TL;DR : Ne faire que « quelques » vidéos ne permettra pas votre visibilité de manière pérenne sur ce format / canal qu’est la vidéo. Il vous faut mettre en place une machine capable de générer plusieurs dizaines de vidéos par an.

Le video content marketing n’est pas nouveau, cela fait bien 3-4 ans que la tendance a pointé son nez et grossit, grossit, grossit. 2019 a sans doute été l’année de l’accélération et de nombreuses entreprises ont goûté, avec plus ou moins de réussite, au média.

Les bonnes pratiques s’affirment (mélange de courts et de longs formats, mix de vidéos avec de l’humain et d’autres davantage sous forme de teasing de contenus, hausse de la qualité de la production, publications natives sur les différentes plateformes…) et on poursuivra globalement les efforts sur 2020.

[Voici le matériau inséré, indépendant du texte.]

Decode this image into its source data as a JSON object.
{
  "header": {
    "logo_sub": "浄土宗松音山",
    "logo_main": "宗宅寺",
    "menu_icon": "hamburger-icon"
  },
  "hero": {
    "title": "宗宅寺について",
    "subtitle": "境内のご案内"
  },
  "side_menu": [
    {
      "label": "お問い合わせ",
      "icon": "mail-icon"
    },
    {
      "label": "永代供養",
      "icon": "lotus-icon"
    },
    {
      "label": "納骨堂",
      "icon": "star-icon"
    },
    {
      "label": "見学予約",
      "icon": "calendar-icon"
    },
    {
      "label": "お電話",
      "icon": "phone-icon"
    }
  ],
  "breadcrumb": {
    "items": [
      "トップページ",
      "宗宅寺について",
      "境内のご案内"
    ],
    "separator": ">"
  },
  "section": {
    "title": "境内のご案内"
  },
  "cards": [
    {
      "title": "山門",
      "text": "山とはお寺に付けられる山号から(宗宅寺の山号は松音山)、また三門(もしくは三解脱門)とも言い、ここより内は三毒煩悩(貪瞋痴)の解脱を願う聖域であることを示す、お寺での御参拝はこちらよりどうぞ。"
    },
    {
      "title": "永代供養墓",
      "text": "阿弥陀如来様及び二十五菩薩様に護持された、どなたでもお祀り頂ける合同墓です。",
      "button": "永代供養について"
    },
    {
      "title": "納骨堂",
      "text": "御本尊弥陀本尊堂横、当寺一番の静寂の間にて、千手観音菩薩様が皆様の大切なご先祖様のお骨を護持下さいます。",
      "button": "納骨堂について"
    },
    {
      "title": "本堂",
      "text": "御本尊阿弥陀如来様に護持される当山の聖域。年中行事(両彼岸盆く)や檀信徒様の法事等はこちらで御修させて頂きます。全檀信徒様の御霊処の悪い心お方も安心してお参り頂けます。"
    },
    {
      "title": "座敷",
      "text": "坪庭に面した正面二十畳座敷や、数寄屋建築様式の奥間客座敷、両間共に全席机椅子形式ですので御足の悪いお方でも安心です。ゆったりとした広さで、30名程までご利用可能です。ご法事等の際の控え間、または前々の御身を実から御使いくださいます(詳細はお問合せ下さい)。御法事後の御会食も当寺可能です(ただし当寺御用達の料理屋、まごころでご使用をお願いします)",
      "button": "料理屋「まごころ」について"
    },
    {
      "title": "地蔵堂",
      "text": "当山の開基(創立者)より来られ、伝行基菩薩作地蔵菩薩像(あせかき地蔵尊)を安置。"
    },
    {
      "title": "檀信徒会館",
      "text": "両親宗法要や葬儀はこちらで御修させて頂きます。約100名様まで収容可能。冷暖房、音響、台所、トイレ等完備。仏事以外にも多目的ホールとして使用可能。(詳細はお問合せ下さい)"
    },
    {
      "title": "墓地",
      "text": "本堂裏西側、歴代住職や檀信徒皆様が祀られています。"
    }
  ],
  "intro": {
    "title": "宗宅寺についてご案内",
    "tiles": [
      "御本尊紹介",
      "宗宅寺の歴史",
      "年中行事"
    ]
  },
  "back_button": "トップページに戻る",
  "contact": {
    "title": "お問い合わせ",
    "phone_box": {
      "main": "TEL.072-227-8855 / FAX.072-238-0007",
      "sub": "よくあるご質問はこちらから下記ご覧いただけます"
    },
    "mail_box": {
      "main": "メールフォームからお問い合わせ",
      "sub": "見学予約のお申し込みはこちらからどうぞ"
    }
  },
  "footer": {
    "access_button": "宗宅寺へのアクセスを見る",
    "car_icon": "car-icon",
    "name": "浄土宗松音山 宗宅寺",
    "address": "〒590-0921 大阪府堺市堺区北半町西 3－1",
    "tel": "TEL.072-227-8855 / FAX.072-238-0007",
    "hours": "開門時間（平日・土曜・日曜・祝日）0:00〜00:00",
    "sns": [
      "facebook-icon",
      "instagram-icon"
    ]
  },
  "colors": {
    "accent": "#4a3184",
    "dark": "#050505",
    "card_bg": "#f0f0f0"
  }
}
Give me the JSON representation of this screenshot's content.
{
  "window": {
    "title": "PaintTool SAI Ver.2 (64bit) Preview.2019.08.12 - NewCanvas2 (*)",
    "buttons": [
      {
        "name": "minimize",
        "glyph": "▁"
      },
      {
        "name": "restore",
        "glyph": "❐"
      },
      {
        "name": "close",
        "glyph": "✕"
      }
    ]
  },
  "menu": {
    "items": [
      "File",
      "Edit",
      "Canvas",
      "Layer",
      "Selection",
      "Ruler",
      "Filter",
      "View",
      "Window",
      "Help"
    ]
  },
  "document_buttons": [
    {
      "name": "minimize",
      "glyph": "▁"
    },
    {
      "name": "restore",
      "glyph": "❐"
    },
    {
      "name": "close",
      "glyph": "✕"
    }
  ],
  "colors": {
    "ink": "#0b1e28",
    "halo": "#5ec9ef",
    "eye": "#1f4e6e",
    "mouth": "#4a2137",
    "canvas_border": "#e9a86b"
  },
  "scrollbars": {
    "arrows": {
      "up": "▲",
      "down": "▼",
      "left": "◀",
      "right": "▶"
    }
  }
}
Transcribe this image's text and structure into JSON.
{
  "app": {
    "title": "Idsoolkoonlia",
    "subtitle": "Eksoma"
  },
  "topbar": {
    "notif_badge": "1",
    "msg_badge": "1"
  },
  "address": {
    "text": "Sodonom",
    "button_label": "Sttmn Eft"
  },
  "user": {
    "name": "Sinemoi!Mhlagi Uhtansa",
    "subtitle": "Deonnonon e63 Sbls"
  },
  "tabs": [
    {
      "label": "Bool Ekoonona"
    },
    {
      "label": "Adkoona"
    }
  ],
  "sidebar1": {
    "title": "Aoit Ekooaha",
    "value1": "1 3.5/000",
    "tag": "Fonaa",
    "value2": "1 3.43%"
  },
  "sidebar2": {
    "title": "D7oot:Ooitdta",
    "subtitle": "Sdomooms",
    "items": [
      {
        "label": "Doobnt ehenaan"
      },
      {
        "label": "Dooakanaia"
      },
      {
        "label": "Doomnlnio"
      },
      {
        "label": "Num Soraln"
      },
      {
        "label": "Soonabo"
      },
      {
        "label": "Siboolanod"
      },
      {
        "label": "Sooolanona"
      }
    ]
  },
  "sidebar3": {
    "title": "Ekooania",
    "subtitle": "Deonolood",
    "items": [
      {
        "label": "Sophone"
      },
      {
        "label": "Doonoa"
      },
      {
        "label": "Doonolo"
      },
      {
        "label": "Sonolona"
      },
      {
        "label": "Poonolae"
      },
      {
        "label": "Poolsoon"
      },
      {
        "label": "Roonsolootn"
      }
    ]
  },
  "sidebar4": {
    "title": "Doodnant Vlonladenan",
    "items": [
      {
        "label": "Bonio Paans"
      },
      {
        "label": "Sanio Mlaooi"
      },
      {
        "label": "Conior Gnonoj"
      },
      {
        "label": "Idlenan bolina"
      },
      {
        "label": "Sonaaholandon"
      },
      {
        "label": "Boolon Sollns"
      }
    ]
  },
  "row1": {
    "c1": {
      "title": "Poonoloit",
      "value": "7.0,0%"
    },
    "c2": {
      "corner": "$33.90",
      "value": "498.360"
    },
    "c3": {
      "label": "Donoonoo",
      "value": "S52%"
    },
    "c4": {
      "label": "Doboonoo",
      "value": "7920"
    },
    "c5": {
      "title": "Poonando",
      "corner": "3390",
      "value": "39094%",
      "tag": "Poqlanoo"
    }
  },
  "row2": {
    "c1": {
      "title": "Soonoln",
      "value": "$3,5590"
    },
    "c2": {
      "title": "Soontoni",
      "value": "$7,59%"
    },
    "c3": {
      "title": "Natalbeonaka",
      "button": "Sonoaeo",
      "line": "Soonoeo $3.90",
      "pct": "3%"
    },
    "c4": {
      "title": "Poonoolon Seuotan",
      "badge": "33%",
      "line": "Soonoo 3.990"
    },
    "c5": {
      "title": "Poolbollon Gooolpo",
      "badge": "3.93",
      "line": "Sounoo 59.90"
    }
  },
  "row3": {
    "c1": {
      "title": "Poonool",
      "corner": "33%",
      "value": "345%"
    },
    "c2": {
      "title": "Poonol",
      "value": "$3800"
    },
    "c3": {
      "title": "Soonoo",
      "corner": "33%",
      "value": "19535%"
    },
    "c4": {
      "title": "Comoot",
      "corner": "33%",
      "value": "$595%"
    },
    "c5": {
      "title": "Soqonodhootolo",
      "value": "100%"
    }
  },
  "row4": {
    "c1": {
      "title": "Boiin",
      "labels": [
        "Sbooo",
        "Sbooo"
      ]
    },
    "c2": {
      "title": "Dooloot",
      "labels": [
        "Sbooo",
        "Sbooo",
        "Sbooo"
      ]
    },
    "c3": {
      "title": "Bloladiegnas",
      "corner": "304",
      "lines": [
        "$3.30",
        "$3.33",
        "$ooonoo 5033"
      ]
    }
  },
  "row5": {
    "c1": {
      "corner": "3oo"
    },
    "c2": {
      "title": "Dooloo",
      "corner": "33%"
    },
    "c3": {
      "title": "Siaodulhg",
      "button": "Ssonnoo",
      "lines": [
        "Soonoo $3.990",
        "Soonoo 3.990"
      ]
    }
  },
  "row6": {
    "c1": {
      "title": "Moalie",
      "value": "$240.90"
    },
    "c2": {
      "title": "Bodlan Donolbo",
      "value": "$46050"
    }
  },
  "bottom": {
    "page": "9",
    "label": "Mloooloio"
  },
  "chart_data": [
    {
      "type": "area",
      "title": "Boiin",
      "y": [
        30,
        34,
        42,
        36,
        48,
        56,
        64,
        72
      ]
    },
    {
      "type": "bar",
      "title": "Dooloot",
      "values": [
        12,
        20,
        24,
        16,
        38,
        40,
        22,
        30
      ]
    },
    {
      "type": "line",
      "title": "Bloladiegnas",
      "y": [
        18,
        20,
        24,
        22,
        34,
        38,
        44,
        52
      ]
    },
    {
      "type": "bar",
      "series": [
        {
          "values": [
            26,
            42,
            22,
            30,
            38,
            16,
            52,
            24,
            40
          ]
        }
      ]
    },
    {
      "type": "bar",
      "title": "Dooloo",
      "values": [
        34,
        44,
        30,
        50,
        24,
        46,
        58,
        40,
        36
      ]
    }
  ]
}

En revanche, ce qui change désormais, c’est la nécessité de passer d’un mode où l’on fait encore « quelques vidéos de temps en temps » à une production bien plus volumique. L’approche vidéo nécessite de muscler sa présence, tout comme autrefois on avait déjà compris qu’avoir un blog et ne l’alimenter que 2 ou 3 fois par an n’avait pas de sens.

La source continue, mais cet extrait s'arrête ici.